Mehr Beispiele bitte
Mit der Anleitung haben wir uns ein wenig schwergetan und das hat den Einstieg ins Spiel mit Diskussionen begleitet. Vermutlich haben wir zu kompliziert gedacht, als es um die Verwendung der gelben Würfel als Geld ging. Hier hätten wir uns ein oder zwei weitere Beispiele gewünscht, um klarzustellen, wie man die Würfel anwendet. Auch ein Auswertungsbeispiel für das Spielende fehlt mir, denn so hat man keine Benchmark, um sein Endergebnis einzuordnen.
Fummelig für dicke Finger
Marajoara hat einen sehr abstrakten Spielkern: Das (Ausgrabungs-)Feld mit den Würfeln. Das Spielfeld hat mich optisch sehr gecatcht und fasziniert die meisten beim ersten Anblick. Das Feld anfänglich so einzurichten, dass alle Würfel mit dem Wert 1 nach oben liegen, ist aber ein Geduldsspiel. Und auch im Spielverlauf ist die Mechanik nichts für dicke Finger: Mit spitzen Fingern tauchst Du in das Meer der Würfel ab, friemelst Dir den gewünschten Würfel raus, drehst so lange, bis der nächsthöhere Wert sichtbar wird und setzt ihn auf dem Zielfeld wieder ab. Verdammt – war da ein Symbol darunter, das mich den Würfel weiter erhöhen lässt? Dann friemelst Du den Würfel wieder raus, drehst noch ein bisschen weiter und setzt ihn wieder ab. Grundsätzlich nicht schwierig, aber fummelig. Und lass den Würfel ja nicht versehentlich aufs Spielfeld fallen – dann kannst Du das Spiel gleich annullieren, wenn alle Würfel verspringen…

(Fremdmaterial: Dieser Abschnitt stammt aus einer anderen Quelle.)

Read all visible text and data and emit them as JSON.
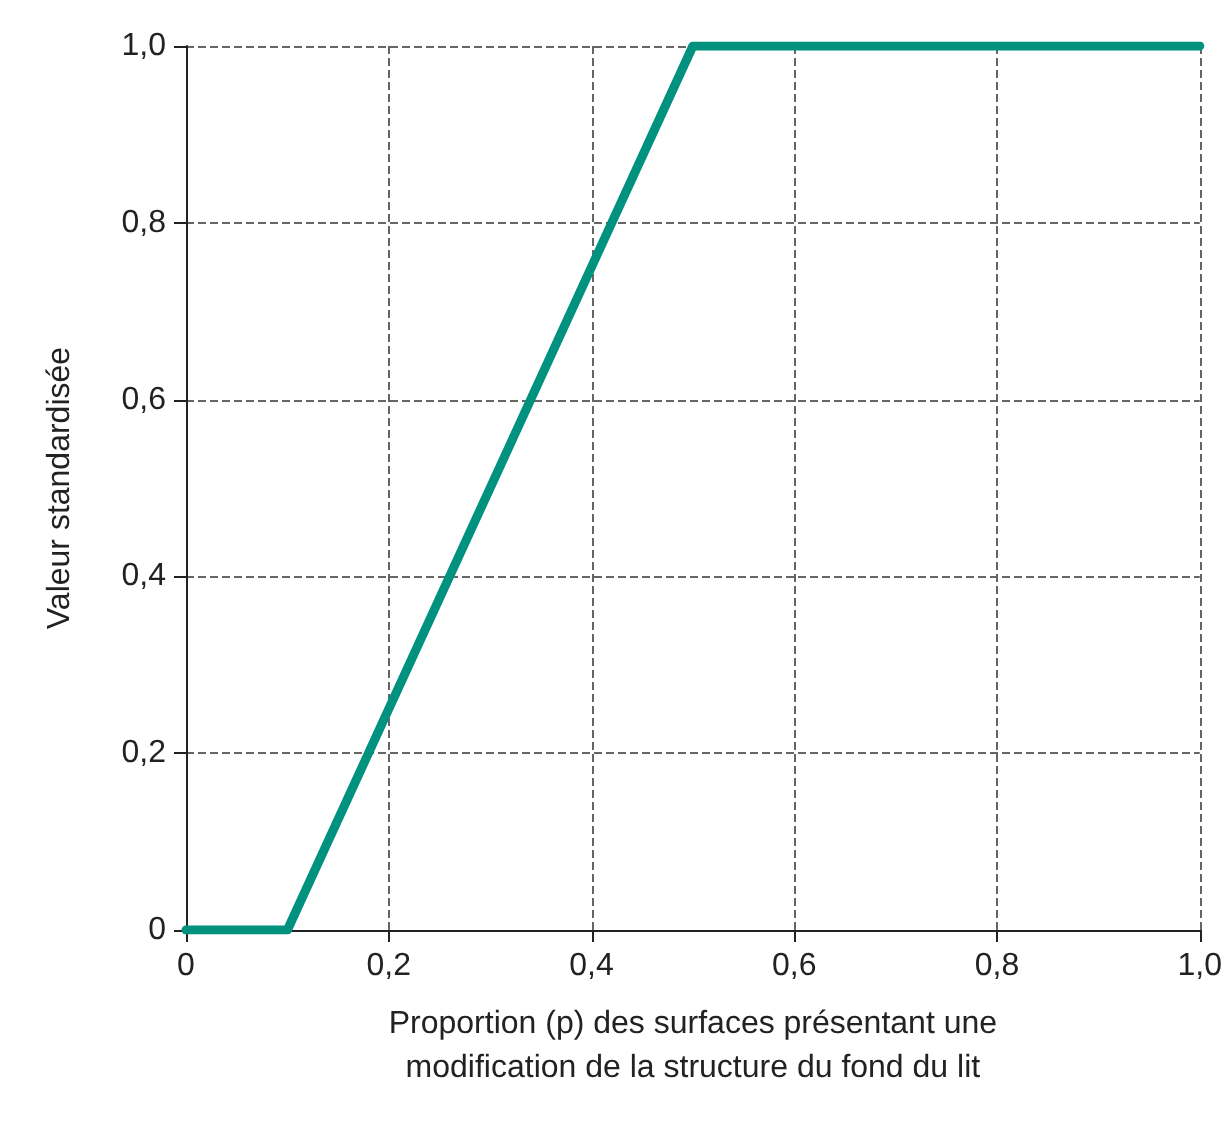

Mehr für mich, nichts für die Anderen
Das Sinnen und Trachten auf dem Tableau schwankt immer zwischen: Das Optimum für mich und ja keine Vorlage für die anderen. Die Angst vor Vorlagen wird potenziert durch die Fundplättchen der generischen Personen, die im Laufe des Spiels auch noch mehr werden. Ich würde mir lieber einen Finger abhacken, als einen Würfel auf fremde Fundplättchen abzustellen und so meinen Mitspielenden die Erhöhung ihrer Würfel zu verschaffen. Nene, die Fundplättchen wirken eher wie Tretminen, die es zu meiden gilt. Ich habe im Verlauf der Partien gemerkt, dass dies eher zur Motivation wird, einen Zug auf eine gewisse Weise durchzuführen, als der eigene Vorteil. Die Fundplättchen sind daher ein interessanter Faktor im Spiel, der aber eher hemmend wirkt und nur selten zum Einsatz kommt. (Bei den Fundplättchen frage ich mich auch, warum es notwendig war, die Aufkleber darauf anzubringen. Das hätte man sich m.E. sparen können.)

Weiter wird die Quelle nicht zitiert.